IETF accent tags are abbreviated accent codes; for examples: "en" for English, "pt-BR" for Brazilian Portuguese, or "nan-Hant-TW" for Min Nan Chinese as announced in Taiwan application acceptable Han characters. They are authentic by the BCP 47 accepted track, which is currently composed of normative RFC 5646 (referencing the accompanying RFC 5645) and RFC 4647, forth with the normative agreeable of the IANA Accent Subtag Registry Components of accent tags are fatigued from ISO 639, ISO 15924, ISO 3166-1, and UN M.49.

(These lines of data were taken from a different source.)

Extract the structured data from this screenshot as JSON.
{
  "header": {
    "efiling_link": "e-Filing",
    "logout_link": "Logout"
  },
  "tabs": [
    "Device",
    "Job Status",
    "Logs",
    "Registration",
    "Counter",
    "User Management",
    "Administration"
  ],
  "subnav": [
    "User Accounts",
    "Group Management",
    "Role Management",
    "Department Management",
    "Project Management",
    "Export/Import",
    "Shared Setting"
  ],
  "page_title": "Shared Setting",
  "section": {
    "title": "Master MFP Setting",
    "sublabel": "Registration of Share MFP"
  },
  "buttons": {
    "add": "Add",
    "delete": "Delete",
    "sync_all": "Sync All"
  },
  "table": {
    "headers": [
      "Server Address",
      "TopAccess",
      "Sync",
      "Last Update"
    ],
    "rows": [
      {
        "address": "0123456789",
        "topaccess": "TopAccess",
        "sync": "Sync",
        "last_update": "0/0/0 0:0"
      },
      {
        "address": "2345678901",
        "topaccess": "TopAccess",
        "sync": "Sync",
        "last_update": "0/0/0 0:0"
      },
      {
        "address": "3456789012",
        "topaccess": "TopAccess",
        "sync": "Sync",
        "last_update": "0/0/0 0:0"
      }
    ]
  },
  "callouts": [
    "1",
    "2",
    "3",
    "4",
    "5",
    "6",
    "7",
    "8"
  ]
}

These accent tags are acclimated in a amount of avant-garde accretion standards, including those from the IETF accompanying to the Internet protocols such as HTTP,those from the W3 Consortium such as HTML, XMLand PNG, and those from added clandestine acclimation bodies such as SGML or Unicode (in some of its accepted annexes), or from civic or bounded accepted bodies like ANSI or ECMA (for archetype in some of their standards accompanying to accretion languages, or to bibliographic references and abstracts allocation acclimated in institutional libraries).
These accent tags are acclimated in a amount of avant-garde accretion standards, including those from the IETF accompanying to the Internet protocols such as HTTP,those from the W3 Consortium such as HTML, XMLand PNG, and those from added clandestine acclimation bodies such as SGML or Unicode (in some of its accepted annexes), or from civic or bounded accepted bodies like ANSI or ECMA (for archetype in some of their standards accompanying to accretion languages, or to bibliographic references and abstracts allocation acclimated in institutional libraries).